Variables – In this investigation, the variables that affect the activity of the enzyme, Catalase, were considered and controlled so that they would not disrupt the success of the experiment.
i) Temperature –To control this variable, the temperature was maintained at a fairly constant level that allowed the enzyme to work effectively (room temperature, approximately 23ºC). This was achieved by using a test tube rack and tongs to handle the apparatus so that the heat from my hands did not affect the Catalase.
ii) pH –In this experiment, the pH was kept constant using a pH 7 buffer, selected to maintain a pH level suited to the enzyme by being equal to the natural environment of the enzyme (potato tissue).
iii) Substrate Concentration To control the substrate concentration, identical quantities of the substrate were used for each reading. To ensure that this was measured precisely, 5ml syringes were used to accurately gauge to exact quantities.
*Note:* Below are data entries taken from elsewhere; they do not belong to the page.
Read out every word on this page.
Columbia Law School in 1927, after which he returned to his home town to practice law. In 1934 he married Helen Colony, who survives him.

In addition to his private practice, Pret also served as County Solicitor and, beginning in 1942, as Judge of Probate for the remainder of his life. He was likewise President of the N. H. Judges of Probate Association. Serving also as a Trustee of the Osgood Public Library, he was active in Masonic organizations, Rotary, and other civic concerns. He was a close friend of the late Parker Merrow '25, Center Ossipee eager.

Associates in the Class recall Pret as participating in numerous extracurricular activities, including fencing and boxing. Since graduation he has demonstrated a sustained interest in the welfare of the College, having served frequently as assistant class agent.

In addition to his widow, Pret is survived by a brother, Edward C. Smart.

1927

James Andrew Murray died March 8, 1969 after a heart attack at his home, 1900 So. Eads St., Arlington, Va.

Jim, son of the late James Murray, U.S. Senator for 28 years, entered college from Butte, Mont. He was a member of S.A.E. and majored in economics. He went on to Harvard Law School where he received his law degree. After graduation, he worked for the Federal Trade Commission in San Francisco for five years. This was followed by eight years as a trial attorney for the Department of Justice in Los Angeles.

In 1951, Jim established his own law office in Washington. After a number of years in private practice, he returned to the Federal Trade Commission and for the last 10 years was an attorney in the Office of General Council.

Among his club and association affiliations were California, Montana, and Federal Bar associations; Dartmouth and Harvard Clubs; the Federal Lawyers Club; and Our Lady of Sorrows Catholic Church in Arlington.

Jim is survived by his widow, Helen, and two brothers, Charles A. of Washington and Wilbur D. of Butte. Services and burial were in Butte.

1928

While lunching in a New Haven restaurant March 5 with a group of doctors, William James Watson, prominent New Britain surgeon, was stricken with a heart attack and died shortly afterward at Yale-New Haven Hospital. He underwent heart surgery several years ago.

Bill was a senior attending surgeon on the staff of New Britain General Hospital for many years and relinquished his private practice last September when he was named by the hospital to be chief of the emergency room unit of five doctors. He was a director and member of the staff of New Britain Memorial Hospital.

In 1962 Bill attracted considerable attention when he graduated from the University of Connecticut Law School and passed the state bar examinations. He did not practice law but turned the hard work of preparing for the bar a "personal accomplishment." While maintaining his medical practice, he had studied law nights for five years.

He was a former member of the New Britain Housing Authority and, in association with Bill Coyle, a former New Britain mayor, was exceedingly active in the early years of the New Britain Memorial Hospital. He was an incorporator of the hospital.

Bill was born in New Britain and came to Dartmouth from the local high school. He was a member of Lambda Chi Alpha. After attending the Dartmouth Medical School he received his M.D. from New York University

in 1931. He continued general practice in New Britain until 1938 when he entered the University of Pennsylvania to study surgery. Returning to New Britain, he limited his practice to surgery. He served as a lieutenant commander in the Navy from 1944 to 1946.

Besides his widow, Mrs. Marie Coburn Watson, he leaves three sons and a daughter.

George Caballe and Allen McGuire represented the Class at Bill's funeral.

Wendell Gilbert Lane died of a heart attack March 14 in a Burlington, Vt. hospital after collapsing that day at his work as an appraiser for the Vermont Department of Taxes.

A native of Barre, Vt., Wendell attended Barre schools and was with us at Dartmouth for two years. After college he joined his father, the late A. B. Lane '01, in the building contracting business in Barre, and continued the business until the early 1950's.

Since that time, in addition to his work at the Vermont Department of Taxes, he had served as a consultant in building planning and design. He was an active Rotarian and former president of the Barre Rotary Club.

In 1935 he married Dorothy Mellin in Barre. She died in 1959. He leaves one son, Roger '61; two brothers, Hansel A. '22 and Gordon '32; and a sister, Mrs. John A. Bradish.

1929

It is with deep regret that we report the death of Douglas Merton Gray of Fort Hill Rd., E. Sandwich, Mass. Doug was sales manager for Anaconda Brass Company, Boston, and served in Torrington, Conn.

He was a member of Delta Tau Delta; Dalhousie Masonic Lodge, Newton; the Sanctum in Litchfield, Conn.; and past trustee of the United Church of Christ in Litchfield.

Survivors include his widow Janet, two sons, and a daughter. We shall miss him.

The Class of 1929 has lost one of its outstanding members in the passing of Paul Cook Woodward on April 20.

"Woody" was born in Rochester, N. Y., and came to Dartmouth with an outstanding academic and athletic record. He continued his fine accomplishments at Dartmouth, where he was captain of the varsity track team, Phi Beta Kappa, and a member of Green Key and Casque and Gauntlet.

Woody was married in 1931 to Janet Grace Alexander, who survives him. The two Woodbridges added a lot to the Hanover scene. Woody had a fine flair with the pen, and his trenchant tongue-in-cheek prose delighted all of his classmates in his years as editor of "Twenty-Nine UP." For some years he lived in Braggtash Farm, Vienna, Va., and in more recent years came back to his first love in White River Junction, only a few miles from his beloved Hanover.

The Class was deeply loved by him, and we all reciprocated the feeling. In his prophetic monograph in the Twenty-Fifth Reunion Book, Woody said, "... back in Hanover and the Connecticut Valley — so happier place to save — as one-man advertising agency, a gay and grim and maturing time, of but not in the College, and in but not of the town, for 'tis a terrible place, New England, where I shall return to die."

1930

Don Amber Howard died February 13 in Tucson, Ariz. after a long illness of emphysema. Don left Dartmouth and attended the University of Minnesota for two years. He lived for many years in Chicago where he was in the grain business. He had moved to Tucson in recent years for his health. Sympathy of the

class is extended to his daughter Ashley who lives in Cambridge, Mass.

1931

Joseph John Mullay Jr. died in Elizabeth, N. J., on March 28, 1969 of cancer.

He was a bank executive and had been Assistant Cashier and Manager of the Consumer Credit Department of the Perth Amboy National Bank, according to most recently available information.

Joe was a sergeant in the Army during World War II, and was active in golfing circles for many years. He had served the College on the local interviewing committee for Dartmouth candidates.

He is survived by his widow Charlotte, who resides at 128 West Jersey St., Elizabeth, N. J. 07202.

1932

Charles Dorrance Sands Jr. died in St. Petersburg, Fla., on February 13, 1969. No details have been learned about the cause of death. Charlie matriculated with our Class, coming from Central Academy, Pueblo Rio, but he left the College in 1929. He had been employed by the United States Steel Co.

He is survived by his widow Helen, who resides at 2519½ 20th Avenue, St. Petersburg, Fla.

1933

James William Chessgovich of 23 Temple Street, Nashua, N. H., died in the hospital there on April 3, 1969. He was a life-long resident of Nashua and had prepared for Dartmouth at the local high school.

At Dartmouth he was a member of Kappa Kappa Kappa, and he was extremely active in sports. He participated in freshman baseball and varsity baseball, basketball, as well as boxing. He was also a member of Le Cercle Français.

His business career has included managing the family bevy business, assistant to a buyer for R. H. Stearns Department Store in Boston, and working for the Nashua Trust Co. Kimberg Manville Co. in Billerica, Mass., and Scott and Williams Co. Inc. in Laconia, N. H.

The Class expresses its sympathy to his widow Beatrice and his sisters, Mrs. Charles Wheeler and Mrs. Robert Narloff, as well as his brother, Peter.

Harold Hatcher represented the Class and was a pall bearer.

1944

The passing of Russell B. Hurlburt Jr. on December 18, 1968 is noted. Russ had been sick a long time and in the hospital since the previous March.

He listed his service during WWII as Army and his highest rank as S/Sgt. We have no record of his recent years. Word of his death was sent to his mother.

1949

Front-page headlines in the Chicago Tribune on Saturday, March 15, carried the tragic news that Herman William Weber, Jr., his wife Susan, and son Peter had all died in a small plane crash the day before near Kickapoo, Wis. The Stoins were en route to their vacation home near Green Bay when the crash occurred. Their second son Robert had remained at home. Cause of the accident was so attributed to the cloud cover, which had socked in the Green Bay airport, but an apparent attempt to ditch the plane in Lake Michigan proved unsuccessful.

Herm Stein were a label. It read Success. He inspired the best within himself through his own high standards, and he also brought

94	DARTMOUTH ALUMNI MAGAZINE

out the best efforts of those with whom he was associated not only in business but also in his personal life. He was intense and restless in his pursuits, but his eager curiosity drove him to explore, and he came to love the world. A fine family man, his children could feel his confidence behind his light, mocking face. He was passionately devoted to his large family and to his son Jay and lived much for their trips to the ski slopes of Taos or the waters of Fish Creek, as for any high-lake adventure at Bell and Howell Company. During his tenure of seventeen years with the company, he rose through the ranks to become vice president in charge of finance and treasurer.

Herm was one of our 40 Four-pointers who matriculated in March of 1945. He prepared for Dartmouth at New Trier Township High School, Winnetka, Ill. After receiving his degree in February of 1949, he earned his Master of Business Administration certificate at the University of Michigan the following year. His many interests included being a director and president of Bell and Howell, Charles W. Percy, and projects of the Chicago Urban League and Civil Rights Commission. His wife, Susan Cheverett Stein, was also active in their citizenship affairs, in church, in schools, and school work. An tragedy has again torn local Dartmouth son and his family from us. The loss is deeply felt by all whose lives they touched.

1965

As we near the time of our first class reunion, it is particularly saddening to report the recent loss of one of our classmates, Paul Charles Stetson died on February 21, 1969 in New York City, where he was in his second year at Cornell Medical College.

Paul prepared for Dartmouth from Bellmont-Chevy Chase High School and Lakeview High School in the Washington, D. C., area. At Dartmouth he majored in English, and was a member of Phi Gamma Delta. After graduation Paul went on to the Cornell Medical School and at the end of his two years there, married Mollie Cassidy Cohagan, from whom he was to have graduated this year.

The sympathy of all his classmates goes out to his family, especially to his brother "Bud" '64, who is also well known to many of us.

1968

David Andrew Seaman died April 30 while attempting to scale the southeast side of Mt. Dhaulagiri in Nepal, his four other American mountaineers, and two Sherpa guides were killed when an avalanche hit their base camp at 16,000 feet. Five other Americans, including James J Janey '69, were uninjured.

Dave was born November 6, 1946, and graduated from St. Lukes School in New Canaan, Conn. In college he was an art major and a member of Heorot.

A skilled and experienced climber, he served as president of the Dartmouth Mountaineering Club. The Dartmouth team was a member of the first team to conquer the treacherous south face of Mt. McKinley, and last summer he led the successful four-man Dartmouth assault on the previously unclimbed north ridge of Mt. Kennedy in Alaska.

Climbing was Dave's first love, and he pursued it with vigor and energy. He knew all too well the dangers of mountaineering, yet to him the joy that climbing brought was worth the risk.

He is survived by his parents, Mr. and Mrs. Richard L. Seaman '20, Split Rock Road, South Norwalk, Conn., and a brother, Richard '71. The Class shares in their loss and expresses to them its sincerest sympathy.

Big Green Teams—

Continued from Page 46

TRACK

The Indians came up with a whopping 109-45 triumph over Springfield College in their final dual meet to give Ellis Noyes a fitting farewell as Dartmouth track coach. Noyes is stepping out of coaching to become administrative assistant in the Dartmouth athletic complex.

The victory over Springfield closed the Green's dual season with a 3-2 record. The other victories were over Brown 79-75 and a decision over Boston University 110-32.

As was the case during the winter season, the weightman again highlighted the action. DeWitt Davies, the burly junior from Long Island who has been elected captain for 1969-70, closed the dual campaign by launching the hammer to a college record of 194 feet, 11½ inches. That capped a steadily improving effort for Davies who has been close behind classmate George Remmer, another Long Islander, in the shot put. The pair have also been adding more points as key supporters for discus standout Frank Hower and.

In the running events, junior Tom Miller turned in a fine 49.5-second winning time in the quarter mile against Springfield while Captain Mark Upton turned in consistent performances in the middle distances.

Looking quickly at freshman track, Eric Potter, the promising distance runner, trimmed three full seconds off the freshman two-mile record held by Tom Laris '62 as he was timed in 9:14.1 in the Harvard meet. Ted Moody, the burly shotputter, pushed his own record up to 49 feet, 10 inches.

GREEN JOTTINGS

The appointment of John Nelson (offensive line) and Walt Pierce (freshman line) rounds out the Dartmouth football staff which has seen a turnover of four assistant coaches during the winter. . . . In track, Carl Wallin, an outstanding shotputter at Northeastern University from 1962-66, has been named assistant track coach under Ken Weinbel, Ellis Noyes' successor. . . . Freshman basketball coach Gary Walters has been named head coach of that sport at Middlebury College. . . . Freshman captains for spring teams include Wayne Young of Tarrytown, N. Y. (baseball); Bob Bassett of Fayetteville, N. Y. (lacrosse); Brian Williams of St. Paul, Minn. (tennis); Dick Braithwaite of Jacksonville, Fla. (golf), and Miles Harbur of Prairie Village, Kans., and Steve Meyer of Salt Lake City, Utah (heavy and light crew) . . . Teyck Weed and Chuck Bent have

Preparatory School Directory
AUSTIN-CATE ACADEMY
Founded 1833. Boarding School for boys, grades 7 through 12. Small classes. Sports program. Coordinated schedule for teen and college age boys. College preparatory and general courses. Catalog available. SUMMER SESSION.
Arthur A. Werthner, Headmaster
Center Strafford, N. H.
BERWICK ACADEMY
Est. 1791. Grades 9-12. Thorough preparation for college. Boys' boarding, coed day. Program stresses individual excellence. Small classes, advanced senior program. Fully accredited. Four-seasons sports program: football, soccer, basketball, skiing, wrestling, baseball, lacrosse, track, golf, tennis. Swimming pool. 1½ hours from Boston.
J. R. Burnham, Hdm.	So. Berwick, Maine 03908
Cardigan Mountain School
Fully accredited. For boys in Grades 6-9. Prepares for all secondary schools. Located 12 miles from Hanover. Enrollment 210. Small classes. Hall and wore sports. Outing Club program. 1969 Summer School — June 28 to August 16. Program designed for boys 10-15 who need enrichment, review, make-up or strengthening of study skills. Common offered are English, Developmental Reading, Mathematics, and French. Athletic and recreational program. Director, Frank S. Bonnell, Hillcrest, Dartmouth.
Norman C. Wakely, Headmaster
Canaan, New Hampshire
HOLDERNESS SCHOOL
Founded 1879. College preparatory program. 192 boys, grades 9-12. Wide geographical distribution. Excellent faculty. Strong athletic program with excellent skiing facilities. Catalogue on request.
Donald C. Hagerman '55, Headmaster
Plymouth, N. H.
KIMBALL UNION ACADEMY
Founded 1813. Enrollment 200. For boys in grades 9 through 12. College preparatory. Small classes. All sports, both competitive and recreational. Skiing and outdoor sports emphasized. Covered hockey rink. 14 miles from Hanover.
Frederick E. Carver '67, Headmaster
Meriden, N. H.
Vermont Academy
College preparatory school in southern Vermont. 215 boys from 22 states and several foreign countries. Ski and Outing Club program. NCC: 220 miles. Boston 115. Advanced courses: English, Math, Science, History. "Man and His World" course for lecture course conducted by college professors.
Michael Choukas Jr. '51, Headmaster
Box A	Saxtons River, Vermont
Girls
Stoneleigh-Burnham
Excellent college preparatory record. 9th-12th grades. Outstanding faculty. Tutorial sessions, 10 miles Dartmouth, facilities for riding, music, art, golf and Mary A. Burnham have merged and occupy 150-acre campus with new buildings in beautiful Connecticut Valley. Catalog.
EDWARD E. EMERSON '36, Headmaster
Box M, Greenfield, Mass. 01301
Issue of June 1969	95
iv) Inhibition – Inhibitors compete with the substrate for the active sites of the enzyme (competitive inhibitors) or attach themselves to the enzyme, altering the shape of the active site so that the substrate is unable to occupy it and the enzyme cannot function (non-competitive inhibitors). Inhibitors therefore slow the rate of reaction. They should not have affected this investigation, however, as none were added) Enzyme cofactors – cofactors are none protein substances which influence the functioning of enzymes. They include activators that are essential for the activation of some enzymes. Coenzymes also influence the functioning of enzymes although are not bonded to the enzyme. Unless enzyme cofactors were present in the potato tissue containing the Catalyse, they were not included in this investigation and therefore would not have affected the rate of reaction and the results of this experiment.
vi) Enzyme Concentration –I varied the enzyme concentration by altering the number of equal sized discs of potato that contain the Catalyse, in the reaction. The greater the number of discs, the greater the enzyme concentration.